Sitagliptin was non-inferior to metformin in improving HbA1c in treatment-naive patients with Type 2 diabetes….
The purpose of the study was to compare the efficacy and safety of monotherapy with sitagliptin and metformin in treatment-naïve patients with Type 2 diabetes.
In a double-blind study, 1,050 treatment-naive patients (i.e. not taking an antihyperglycaemic agent for ≥16 weeks prior to study entry) with Type 2 diabetes and an HbA1c 6.5-9% were randomized (1:1) to treatment with once-daily sitagliptin 100 mg (N = 528) or twice-daily metformin 1000 mg (N = 522) for 24 weeks. Metformin was up-titrated from 500 to 2000 mg per day (or maximum tolerated daily dose ≥1000 mg) over a period of 5 weeks. The primary analysis used a per-protocol (PP) approach to assess whether sitagliptin was non-inferior to metformin based on HbA1c change from baseline at week 24. Non-inferiority was to be declared if the upper boundary of the 95% confidence interval (CI) for the between-group difference in this endpoint was <0.40%.

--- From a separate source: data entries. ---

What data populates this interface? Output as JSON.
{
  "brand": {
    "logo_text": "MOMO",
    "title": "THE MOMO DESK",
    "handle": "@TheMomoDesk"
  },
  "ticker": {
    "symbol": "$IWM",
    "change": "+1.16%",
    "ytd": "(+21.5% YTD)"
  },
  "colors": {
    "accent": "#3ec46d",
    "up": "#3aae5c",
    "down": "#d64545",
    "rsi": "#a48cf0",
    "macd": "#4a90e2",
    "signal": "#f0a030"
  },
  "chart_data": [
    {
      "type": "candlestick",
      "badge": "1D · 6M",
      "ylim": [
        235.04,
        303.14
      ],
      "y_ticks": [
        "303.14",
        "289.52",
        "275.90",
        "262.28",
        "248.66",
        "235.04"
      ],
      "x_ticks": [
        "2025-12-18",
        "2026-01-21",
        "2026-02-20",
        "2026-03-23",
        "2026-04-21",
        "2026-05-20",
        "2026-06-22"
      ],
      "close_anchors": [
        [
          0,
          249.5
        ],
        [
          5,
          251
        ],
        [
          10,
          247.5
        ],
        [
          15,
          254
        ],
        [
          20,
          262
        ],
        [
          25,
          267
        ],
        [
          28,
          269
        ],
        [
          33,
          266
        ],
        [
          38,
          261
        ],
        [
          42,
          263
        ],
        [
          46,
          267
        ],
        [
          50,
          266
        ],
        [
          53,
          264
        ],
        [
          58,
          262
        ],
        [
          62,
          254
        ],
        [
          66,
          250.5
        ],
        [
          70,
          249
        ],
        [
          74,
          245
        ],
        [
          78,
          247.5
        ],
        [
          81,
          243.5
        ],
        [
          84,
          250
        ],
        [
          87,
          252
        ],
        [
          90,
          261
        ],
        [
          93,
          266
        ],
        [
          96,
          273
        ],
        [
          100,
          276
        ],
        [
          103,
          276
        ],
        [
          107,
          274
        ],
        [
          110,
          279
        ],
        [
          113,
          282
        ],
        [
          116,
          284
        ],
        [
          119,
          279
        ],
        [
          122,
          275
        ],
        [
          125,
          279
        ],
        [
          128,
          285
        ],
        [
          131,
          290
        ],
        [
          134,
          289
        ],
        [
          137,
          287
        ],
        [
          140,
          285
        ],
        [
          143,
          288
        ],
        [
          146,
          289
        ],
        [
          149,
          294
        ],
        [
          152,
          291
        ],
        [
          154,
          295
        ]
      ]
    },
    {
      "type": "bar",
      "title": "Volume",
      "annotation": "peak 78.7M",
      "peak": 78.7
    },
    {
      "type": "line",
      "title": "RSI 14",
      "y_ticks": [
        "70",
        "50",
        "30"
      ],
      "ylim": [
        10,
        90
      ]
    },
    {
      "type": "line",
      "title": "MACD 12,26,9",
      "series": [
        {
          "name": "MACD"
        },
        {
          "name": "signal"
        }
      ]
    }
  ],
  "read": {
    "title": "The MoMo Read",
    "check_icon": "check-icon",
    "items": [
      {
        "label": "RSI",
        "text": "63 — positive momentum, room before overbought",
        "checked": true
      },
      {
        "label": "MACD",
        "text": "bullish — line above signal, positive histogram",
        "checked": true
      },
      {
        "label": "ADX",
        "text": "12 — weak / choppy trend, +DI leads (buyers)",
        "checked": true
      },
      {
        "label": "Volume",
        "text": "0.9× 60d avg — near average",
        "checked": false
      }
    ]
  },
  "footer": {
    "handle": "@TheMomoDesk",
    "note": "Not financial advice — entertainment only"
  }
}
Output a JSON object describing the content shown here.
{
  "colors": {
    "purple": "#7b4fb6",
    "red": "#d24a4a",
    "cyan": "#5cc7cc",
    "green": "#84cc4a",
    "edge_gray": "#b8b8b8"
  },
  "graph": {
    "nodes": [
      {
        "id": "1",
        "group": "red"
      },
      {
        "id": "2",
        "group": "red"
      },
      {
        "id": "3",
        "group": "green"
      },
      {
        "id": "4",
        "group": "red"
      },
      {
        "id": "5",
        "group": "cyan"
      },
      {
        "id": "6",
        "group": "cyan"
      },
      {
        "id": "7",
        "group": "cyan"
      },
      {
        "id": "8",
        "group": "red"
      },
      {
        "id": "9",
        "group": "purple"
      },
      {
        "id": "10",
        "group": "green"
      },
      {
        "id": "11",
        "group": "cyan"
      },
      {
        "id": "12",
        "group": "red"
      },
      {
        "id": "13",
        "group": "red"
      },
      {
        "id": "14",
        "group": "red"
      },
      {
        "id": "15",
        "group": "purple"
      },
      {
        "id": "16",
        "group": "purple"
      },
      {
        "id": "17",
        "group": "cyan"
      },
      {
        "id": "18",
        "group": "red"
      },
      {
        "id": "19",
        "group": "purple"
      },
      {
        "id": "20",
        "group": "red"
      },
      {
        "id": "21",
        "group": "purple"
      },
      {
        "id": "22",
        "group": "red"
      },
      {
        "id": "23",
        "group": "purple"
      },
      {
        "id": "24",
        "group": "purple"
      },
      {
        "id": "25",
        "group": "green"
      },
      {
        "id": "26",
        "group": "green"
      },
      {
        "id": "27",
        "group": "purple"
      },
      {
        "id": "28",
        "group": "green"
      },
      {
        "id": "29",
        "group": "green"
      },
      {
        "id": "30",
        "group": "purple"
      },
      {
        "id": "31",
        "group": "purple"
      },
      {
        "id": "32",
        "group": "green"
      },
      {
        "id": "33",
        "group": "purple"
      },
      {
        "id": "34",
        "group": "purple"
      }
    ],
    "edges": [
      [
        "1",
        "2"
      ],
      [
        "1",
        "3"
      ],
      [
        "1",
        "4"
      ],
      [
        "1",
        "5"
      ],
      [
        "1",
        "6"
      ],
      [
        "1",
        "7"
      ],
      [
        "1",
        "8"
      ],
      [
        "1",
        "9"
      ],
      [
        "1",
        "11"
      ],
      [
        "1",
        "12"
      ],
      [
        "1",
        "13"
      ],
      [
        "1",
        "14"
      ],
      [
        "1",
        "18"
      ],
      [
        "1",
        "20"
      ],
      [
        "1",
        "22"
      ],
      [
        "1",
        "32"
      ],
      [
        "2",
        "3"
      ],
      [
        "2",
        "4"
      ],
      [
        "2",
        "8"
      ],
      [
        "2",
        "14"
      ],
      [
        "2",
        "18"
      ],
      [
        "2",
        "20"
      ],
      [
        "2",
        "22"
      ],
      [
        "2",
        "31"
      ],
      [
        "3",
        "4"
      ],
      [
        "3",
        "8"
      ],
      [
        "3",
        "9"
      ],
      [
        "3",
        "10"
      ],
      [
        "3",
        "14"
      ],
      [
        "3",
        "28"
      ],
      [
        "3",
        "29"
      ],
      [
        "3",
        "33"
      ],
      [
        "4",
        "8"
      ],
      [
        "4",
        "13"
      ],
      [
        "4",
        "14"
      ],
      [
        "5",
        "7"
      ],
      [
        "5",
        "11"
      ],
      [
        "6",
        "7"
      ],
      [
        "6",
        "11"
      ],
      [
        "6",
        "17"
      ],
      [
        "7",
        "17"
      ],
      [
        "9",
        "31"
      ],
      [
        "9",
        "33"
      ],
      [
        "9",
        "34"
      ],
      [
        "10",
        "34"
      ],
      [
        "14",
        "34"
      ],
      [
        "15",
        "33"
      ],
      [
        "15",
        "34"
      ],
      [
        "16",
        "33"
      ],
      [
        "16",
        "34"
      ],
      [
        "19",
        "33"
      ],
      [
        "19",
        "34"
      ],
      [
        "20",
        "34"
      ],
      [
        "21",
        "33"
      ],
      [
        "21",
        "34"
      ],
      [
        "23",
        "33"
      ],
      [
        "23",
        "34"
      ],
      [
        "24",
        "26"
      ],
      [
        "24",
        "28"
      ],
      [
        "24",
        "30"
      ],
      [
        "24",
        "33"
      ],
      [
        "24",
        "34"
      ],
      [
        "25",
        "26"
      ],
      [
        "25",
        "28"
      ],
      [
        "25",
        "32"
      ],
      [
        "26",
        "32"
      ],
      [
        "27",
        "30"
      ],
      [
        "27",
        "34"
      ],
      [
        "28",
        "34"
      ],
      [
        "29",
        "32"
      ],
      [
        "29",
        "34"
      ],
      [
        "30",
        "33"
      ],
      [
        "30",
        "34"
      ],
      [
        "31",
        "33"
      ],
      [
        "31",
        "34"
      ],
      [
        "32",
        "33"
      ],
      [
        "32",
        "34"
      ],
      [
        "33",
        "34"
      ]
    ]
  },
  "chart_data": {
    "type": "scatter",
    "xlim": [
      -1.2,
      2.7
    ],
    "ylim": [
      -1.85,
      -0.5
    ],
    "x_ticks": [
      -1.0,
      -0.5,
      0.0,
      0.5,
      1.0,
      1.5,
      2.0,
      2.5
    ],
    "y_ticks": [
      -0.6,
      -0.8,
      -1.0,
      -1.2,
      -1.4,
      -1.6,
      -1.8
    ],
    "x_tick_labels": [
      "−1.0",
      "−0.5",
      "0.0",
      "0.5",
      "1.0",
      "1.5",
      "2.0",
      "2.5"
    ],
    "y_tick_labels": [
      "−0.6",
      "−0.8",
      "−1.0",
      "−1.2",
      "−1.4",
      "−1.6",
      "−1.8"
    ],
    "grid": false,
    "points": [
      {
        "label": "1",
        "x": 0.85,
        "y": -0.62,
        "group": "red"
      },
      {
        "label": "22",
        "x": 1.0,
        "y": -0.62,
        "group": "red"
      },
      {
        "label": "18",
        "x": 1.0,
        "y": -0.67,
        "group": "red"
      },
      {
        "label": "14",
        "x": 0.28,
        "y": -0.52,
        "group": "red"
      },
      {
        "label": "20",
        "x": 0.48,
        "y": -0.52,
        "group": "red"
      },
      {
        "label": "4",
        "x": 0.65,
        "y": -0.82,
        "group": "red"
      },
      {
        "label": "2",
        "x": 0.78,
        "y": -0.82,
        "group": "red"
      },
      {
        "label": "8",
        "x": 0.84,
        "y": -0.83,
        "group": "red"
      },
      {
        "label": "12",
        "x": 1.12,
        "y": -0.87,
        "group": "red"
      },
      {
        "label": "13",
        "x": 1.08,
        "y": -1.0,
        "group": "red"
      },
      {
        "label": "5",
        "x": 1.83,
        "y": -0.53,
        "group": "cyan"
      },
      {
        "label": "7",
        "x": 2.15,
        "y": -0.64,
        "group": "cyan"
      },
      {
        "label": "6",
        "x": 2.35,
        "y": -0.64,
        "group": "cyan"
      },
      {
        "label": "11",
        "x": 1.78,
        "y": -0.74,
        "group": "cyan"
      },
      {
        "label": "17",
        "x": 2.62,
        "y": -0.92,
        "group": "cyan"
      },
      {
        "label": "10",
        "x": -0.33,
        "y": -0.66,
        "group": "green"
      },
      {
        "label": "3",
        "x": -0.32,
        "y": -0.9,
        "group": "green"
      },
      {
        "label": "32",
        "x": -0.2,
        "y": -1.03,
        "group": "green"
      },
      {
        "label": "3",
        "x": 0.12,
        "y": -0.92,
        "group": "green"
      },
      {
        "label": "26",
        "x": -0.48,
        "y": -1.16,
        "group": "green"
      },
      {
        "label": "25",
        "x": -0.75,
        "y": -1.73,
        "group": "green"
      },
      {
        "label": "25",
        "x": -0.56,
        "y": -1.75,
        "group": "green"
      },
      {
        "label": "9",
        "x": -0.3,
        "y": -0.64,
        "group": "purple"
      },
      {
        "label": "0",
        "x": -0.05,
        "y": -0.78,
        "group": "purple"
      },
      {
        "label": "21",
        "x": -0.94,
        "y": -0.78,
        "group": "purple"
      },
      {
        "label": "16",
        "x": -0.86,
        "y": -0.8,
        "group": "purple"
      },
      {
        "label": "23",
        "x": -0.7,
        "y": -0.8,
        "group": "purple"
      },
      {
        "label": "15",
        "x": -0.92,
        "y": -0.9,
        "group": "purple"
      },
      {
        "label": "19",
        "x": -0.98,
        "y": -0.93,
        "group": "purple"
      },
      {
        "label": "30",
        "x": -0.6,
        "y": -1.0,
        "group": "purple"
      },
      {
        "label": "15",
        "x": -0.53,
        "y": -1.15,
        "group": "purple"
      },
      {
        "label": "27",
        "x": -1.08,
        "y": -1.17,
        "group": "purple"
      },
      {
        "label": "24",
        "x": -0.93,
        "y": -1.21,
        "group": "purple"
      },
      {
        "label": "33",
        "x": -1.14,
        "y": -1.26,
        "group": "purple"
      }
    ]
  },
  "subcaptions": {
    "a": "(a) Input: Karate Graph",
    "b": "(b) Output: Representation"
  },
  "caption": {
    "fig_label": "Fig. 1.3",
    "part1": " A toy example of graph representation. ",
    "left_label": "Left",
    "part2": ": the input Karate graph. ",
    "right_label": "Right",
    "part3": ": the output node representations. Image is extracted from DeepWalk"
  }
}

From a mean baseline HbA1c of 7.2% in the PP population, HbA1c change from baseline was −0.43% with sitagliptin (n = 455) and −0.57% with metformin (n = 439). The between-group difference (95% CI) was 0.14% (0.06, 0.21), thus confirming non-inferiority. Baseline HbA1c influenced treatment response, with larger reductions in HbA1c observed in patients with baseline HbA1c≥8% in the sitagliptin (–1.13%; n = 74) and metformin (–1.24%; n = 73) groups. The proportions of patients at week 24 with HbA1c values at the goals of <7 or <6.5% were 69 and 34% with sitagliptin and 76 and 39% with metformin, respectively. Fasting plasma glucose changes from baseline were −11.5 mg/dL (–0.6 mmol/l) and −19.4 mg/dl (–1.1 mmol/l) with sitagliptin and metformin, respectively (difference in LS mean change from baseline [95% CI] = 8.0 mg /dl [4.5,11.4]). Both treatments led to similar improvements from baseline in measures of homeostasis model assessment-β cell function (HOMA-β) and insulin resistance (HOMA-IR). The incidence of hypoglycemia was 1.7% with sitagliptin and 3.3% with metformin (p = 0.116). The incidence of gastrointestinal-related adverse experiences was substantially lower with sitagliptin (11.6%) compared with metformin (20.7%) (difference in incidence [95% CI] = −9.1% [−13.6,−4.7]), primarily because of significantly decreased incidences of diarrhea (3.6 vs. 10.9%; p < 0.001) and nausea (1.1 vs. 3.1%; p = 0.032). Body weight was reduced from baseline with both sitagliptin (LS mean change [95% CI] = −0.6 kg [−0.9,−0.4]) and metformin (–1.9 kg [–2.2, −1.7]) (p < 0.001 for sitagliptin vs. metformin).
In this 24-week monotherapy study, the results showed that sitagliptin was non-inferior to metformin in improving HbA1c in treatment-naive patients with Type 2 diabetes. Although both treatments were generally well tolerated, a lower incidence of gastrointestinal-related adverse experiences was observed with sitagliptin.